UNIÃO DA ILHA – A queridíssima escola fez em 1994 um dos melhores desfiles de sua história, um desfile que, na opinião de muitos bambas, merecia sair com o caneco após a Apuração. Acabou na quarta colocação e deixou como herança um belíssimo samba, de melodia envolvente e vibrante, cantado por Quinho. Aliás, no LP, quase não entendemos o que o senhor Melquisedeque Marins Marques canta, até porque o samba possui partes que são entoadas de forma rápida. E todos nós sabemos que a dicção de Quinho não é das melhores… Ah, até hoje não entendo o que significa o “Saber para crescer/Saber para orientar/Saber para amenizar“, os três últimos versos (que não fazem parte do samba-enredo) presentes na letra do samba da Ilha no encarte do LP.

Disco 2

REPERTÓRIO

IMPERATRIZ – Mais um grande samba-enredo desta gloriosa agremiação e que, sem dúvida, colaborou para o título do carnaval de 1994. O samba é sensacional, de letra e melodia esplendorosas. E ainda com Preto Jóia na sua melhor fase… Este samba vibrante e envolvente dispensa comentários. Ah, e no encarte do LP, colocaram o Edmilton da Tradição como intérprete do samba. Que furo…

ESTÁCIO – 1994 foi o ano em que a gloriosa Estácio de Sá começou a afundar. Apenas dois anos após o título conquistado, a escola amargaria uma 13ª colocação entre 16 escolas. E a sua marcha-enredo definitivamente não ajudou. Embora a Estácio tenha se consagrado a fazer sambas dessa estirpe nos anos 80, o de 1994 dessa vez não agradou. É um samba animado e que até possui uma boa melodia (também, com Dominguinhos como intérprete…). Mas o hino de 1994 da nem se compara com os anteriores feitos pela escola.

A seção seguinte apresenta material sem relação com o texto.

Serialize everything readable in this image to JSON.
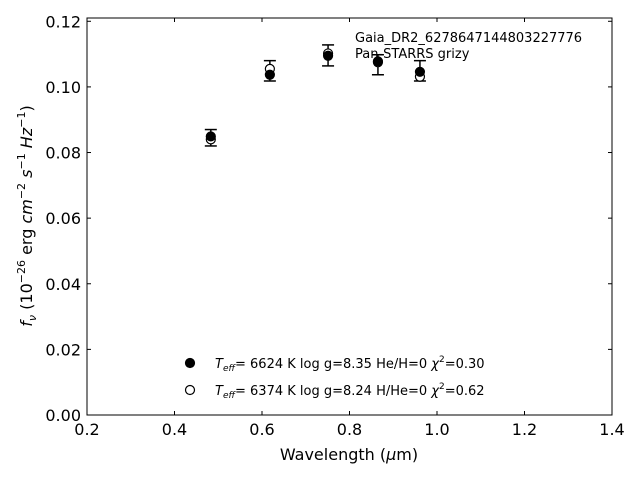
{
  "chart_data": {
    "type": "scatter",
    "title": "",
    "xlabel": "Wavelength (μm)",
    "ylabel": "f_ν (10^-26 erg cm^-2 s^-1 Hz^-1)",
    "xlim": [
      0.2,
      1.4
    ],
    "ylim": [
      0.0,
      0.121
    ],
    "xticks": [
      "0.2",
      "0.4",
      "0.6",
      "0.8",
      "1.0",
      "1.2",
      "1.4"
    ],
    "yticks": [
      "0.00",
      "0.02",
      "0.04",
      "0.06",
      "0.08",
      "0.10",
      "0.12"
    ],
    "grid": false,
    "annotation": [
      "Gaia_DR2_6278647144803227776",
      "Pan-STARRS grizy"
    ],
    "observed": {
      "x": [
        0.483,
        0.618,
        0.751,
        0.865,
        0.961
      ],
      "err_low": [
        0.082,
        0.1018,
        0.1064,
        0.1037,
        0.1018
      ],
      "err_high": [
        0.087,
        0.108,
        0.1128,
        0.1098,
        0.108
      ]
    },
    "series": [
      {
        "marker": "filled-circle",
        "x": [
          0.483,
          0.618,
          0.751,
          0.865,
          0.961
        ],
        "y": [
          0.0849,
          0.1037,
          0.1095,
          0.1078,
          0.1046
        ]
      },
      {
        "marker": "open-circle",
        "x": [
          0.483,
          0.618,
          0.751,
          0.865,
          0.961
        ],
        "y": [
          0.084,
          0.1055,
          0.1102,
          0.1075,
          0.1031
        ]
      }
    ],
    "legend": {
      "placement": "lower-center",
      "entries": [
        {
          "teff_label": "T",
          "teff_sub": "eff",
          "text": "=  6624 K  log g=8.35  He/H=0  ",
          "chi_label": "χ",
          "chi_sup": "2",
          "chi_value": "=0.30"
        },
        {
          "teff_label": "T",
          "teff_sub": "eff",
          "text": "=  6374 K  log g=8.24  H/He=0  ",
          "chi_label": "χ",
          "chi_sup": "2",
          "chi_value": "=0.62"
        }
      ]
    }
  }
}
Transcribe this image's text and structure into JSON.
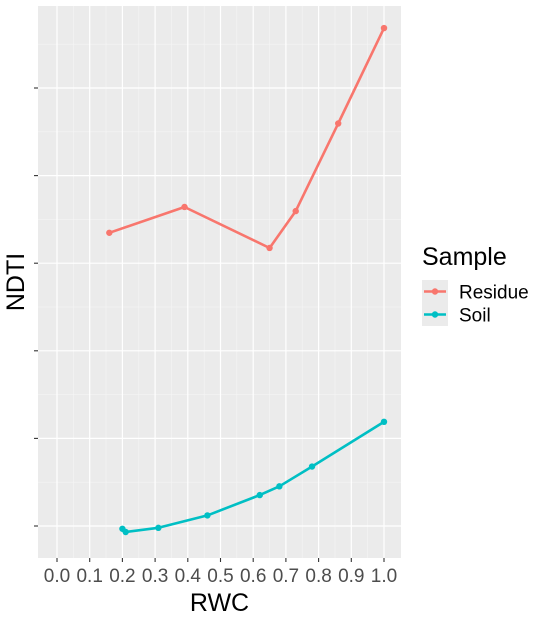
{
  "chart_data": {
    "type": "line",
    "xlabel": "RWC",
    "ylabel": "NDTI",
    "xlim": [
      -0.05,
      1.05
    ],
    "ylim": [
      0,
      100
    ],
    "x_ticks": [
      0.0,
      0.1,
      0.2,
      0.3,
      0.4,
      0.5,
      0.6,
      0.7,
      0.8,
      0.9,
      1.0
    ],
    "x_tick_labels": [
      "0.0",
      "0.1",
      "0.2",
      "0.3",
      "0.4",
      "0.5",
      "0.6",
      "0.7",
      "0.8",
      "0.9",
      "1.0"
    ],
    "y_ticks": [
      3,
      22,
      41,
      60,
      79,
      98
    ],
    "y_tick_labels": [
      "",
      "",
      "",
      "",
      "",
      ""
    ],
    "grid": true,
    "legend": {
      "title": "Sample",
      "position": "right"
    },
    "series": [
      {
        "name": "Residue",
        "color": "#F8766D",
        "points": [
          {
            "x": 0.16,
            "y": 66.6
          },
          {
            "x": 0.39,
            "y": 72.2
          },
          {
            "x": 0.65,
            "y": 63.3
          },
          {
            "x": 0.73,
            "y": 71.3
          },
          {
            "x": 0.86,
            "y": 90.3
          },
          {
            "x": 1.0,
            "y": 111.0
          }
        ]
      },
      {
        "name": "Soil",
        "color": "#00BFC4",
        "points": [
          {
            "x": 0.2,
            "y": 2.4
          },
          {
            "x": 0.21,
            "y": 1.7
          },
          {
            "x": 0.31,
            "y": 2.6
          },
          {
            "x": 0.46,
            "y": 5.3
          },
          {
            "x": 0.62,
            "y": 9.7
          },
          {
            "x": 0.68,
            "y": 11.6
          },
          {
            "x": 0.78,
            "y": 15.9
          },
          {
            "x": 1.0,
            "y": 25.6
          }
        ]
      }
    ]
  }
}
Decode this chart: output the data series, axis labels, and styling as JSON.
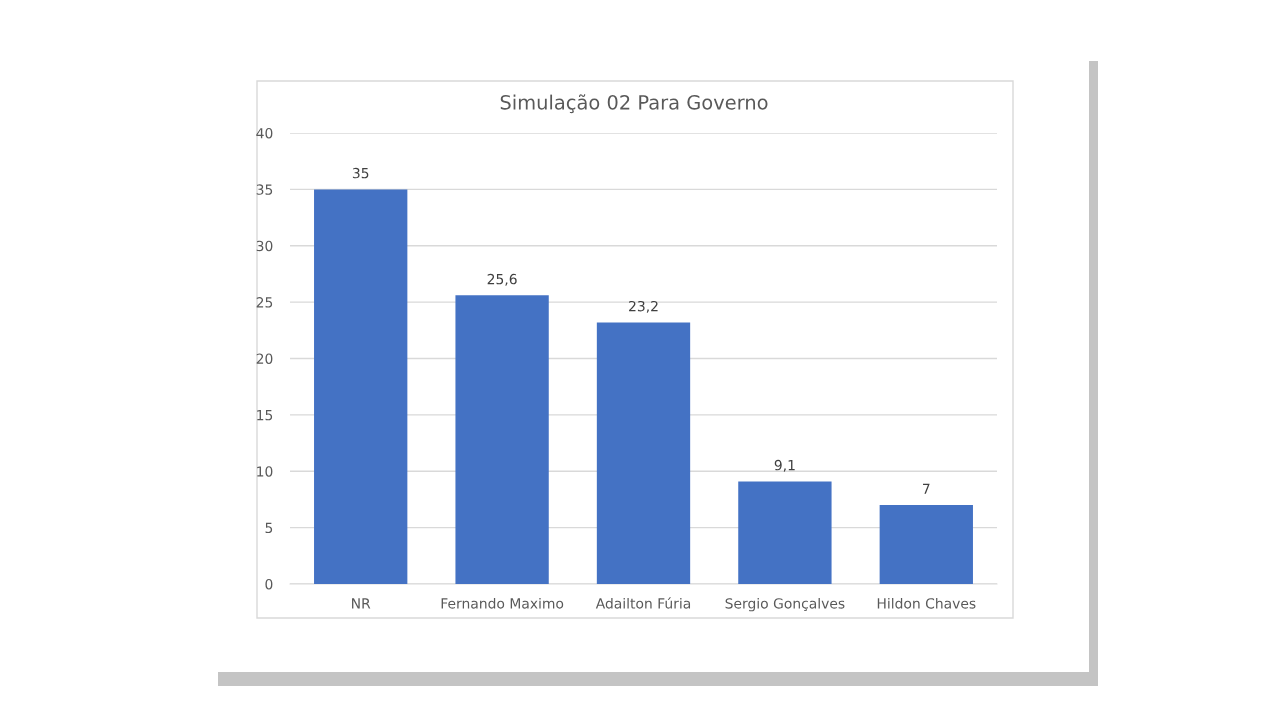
{
  "chart_data": {
    "type": "bar",
    "title": "Simulação 02 Para Governo",
    "categories": [
      "NR",
      "Fernando Maximo",
      "Adailton Fúria",
      "Sergio Gonçalves",
      "Hildon Chaves"
    ],
    "values": [
      35,
      25.6,
      23.2,
      9.1,
      7
    ],
    "value_labels": [
      "35",
      "25,6",
      "23,2",
      "9,1",
      "7"
    ],
    "color": "#4472c4",
    "ylim": [
      0,
      40
    ],
    "yticks": [
      0,
      5,
      10,
      15,
      20,
      25,
      30,
      35,
      40
    ],
    "grid": "y"
  }
}
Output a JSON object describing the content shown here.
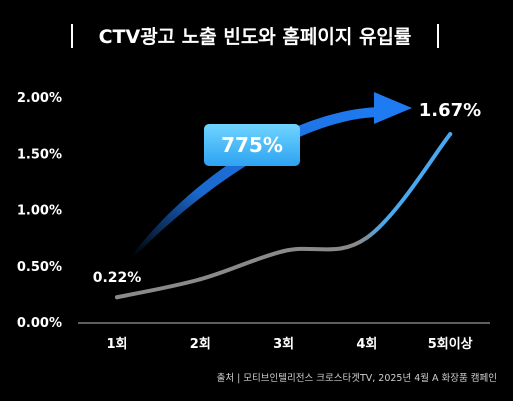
{
  "chart_data": {
    "type": "line",
    "title": "CTV광고 노출 빈도와 홈페이지 유입률",
    "categories": [
      "1회",
      "2회",
      "3회",
      "4회",
      "5회이상"
    ],
    "series": [
      {
        "values": [
          0.22,
          0.38,
          0.63,
          0.75,
          1.67
        ]
      }
    ],
    "highlight_label": "1.67%",
    "start_label": "0.22%",
    "growth_label": "775%",
    "y_ticks": [
      "2.00%",
      "1.50%",
      "1.00%",
      "0.50%",
      "0.00%"
    ],
    "ylim": [
      0,
      2.0
    ],
    "grid": false,
    "colors": {
      "background": "#000000",
      "line_gray": "#8a8a8a",
      "line_blue": "#4aa8f0",
      "arrow_blue": "#1f7bf2",
      "badge_top": "#6fd4ff",
      "badge_bottom": "#2ea3f2"
    }
  },
  "footer": {
    "source": "출처 | 모티브인텔리전스 크로스타겟TV, 2025년 4월 A 화장품 캠페인"
  }
}
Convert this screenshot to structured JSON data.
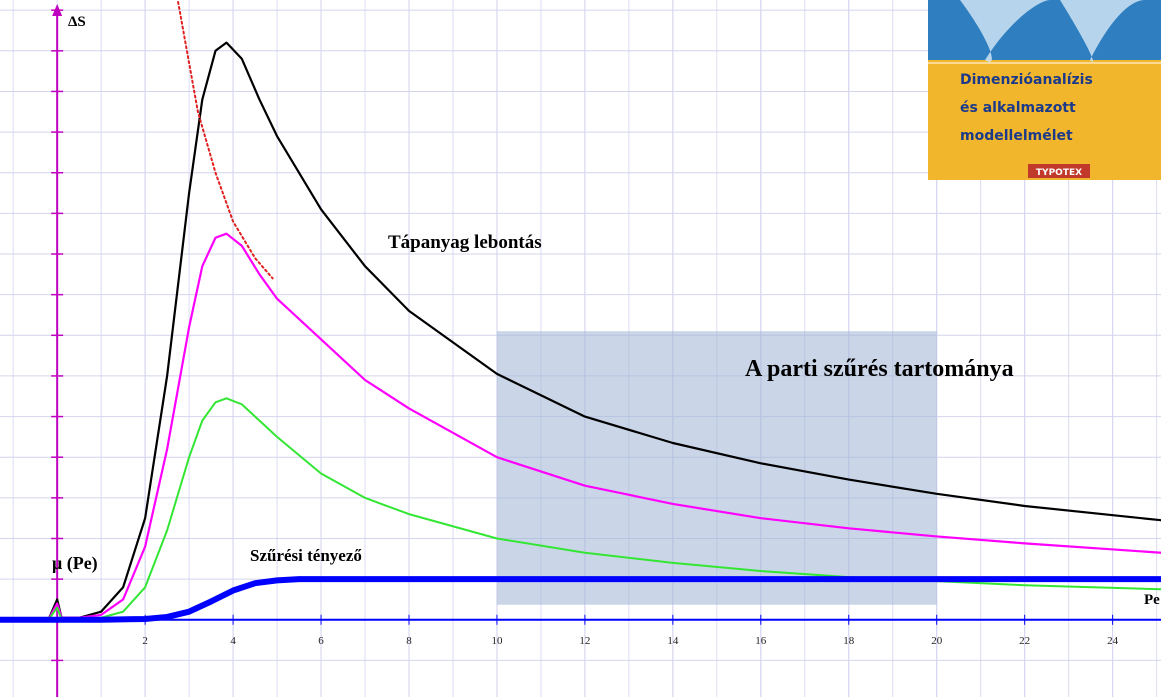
{
  "chart_data": {
    "type": "line",
    "y_label": "ΔS",
    "x_label": "Pe",
    "xlim": [
      -1.3,
      25.1
    ],
    "ylim": [
      -1.9,
      15.25
    ],
    "xticks": [
      2,
      4,
      6,
      8,
      10,
      12,
      14,
      16,
      18,
      20,
      22,
      24
    ],
    "yticks": [
      -1,
      0,
      1,
      2,
      3,
      4,
      5,
      6,
      7,
      8,
      9,
      10,
      11,
      12,
      13,
      14,
      15
    ],
    "grid": true,
    "series": [
      {
        "color": "#000000",
        "x": [
          -1.3,
          -0.2,
          0,
          0.1,
          0.5,
          1,
          1.5,
          2,
          2.5,
          3,
          3.3,
          3.6,
          3.85,
          4.2,
          4.6,
          5,
          6,
          7,
          8,
          10,
          12,
          14,
          16,
          18,
          20,
          22,
          25.1
        ],
        "values": [
          0,
          0,
          0.5,
          0.05,
          0.05,
          0.2,
          0.8,
          2.5,
          6,
          10.5,
          12.8,
          14,
          14.2,
          13.8,
          12.8,
          11.9,
          10.1,
          8.7,
          7.6,
          6.05,
          5.0,
          4.35,
          3.85,
          3.45,
          3.1,
          2.8,
          2.45
        ]
      },
      {
        "color": "#ff00ff",
        "x": [
          -1.3,
          -0.2,
          0,
          0.1,
          0.5,
          1,
          1.5,
          2,
          2.5,
          3,
          3.3,
          3.6,
          3.85,
          4.2,
          4.6,
          5,
          6,
          7,
          8,
          10,
          12,
          14,
          16,
          18,
          20,
          22,
          25.1
        ],
        "values": [
          0,
          0,
          0.4,
          0.05,
          0.05,
          0.12,
          0.5,
          1.8,
          4.2,
          7.2,
          8.7,
          9.4,
          9.5,
          9.2,
          8.5,
          7.9,
          6.9,
          5.9,
          5.2,
          4.0,
          3.3,
          2.85,
          2.5,
          2.25,
          2.05,
          1.88,
          1.65
        ]
      },
      {
        "color": "#33e633",
        "x": [
          -1.3,
          -0.2,
          0,
          0.1,
          0.5,
          1,
          1.5,
          2,
          2.5,
          3,
          3.3,
          3.6,
          3.85,
          4.2,
          4.6,
          5,
          6,
          7,
          8,
          10,
          12,
          14,
          16,
          18,
          20,
          22,
          25.1
        ],
        "values": [
          0,
          0,
          0.3,
          0.02,
          0.02,
          0.05,
          0.2,
          0.8,
          2.2,
          4.0,
          4.9,
          5.35,
          5.45,
          5.3,
          4.9,
          4.5,
          3.6,
          3.0,
          2.6,
          2.0,
          1.65,
          1.4,
          1.2,
          1.05,
          0.95,
          0.85,
          0.75
        ]
      },
      {
        "color": "#0000ff",
        "x": [
          -1.3,
          1,
          2,
          2.5,
          3,
          3.5,
          4,
          4.5,
          5,
          5.5,
          6,
          25.1
        ],
        "values": [
          0,
          0,
          0.02,
          0.07,
          0.2,
          0.45,
          0.72,
          0.9,
          0.97,
          1.0,
          1.0,
          1.0
        ]
      },
      {
        "color": "#e02020",
        "x": [
          2.75,
          3.2,
          3.6,
          4.0,
          4.5,
          4.9
        ],
        "values": [
          15.2,
          12.5,
          11.0,
          9.8,
          8.9,
          8.4
        ]
      }
    ],
    "shaded_region": {
      "xlim": [
        10,
        20
      ],
      "ylim": [
        0.37,
        7.1
      ]
    },
    "annotations": [
      "Tápanyag lebontás",
      "A parti szűrés tartománya",
      "Szűrési tényező",
      "μ (Pe)"
    ]
  },
  "inset": {
    "lines": [
      "Dimenzióanalízis",
      "és alkalmazott",
      "modellelmélet"
    ],
    "publisher": "TYPOTEX"
  }
}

GRANDE RIO – Após o sucesso de “No Mundo da Lua” no ano anterior, a escola provaria que seria capaz de fazer sambas de excelente qualidade nos anos seguintes. O esplendoroso hino de 1994 é a prova concreta. Enredos que envolvam a África geralmente geram excelentes sambas-enredo. Com o tema “Os Santos que a África não viu” não foi diferente. Nêgo, competente como sempre, levou um samba de excelente letra e melodia envolvente, de total agrado para o bamba. Um dos grandes sambas de 1994, sem sombra de dúvida.

PORTELA – No último ano de Dedé da Portela como intérprete oficial, ele contou com um samba curto de excelente animação e melodia vibrante, que levou os bambas ao delírio. Belo samba-enredo, sem merecer qualquer tipo de contestação. O refrão principal “Capoeira/O samba vai levantar poeira/Tem zoeira/Em Oswaldo Cruz e Madureira” é de arrepiar.

MOCIDADE – O jovem Wander Pires fazia a sua estréia como intérprete oficial de escola de samba. E não comprometeu, tanto que, depois do carnaval, uma música na sua voz seria um grande sucesso (“Se você sentir saudade/Liga pro meu celular…“). Tornaria-se, anos depois, um dos melhores intérpretes do carnaval carioca. Sobre o samba, um enredo sobre a Avenida Brasil, uma das principais do Rio, dificulta um samba-enredo de alto cunho poético. Por isso, a letra é, sem dúvida, lamentável. Pérolas como “Ziguezagueando eu vou/Outra vez com a Mocidade” e “Uma confusão de coisas/Assim é a Avenida Brasil” não puderam ser evitadas. A boa melodia até salva o samba e a maravilhosa gravação do LP, com a bateria dando show, torna a faixa da Mocidade uma das melhores do disco. Mas, na avenida, o samba, como era de se esperar, se arrastou e a escola não passou de um oitavo lugar.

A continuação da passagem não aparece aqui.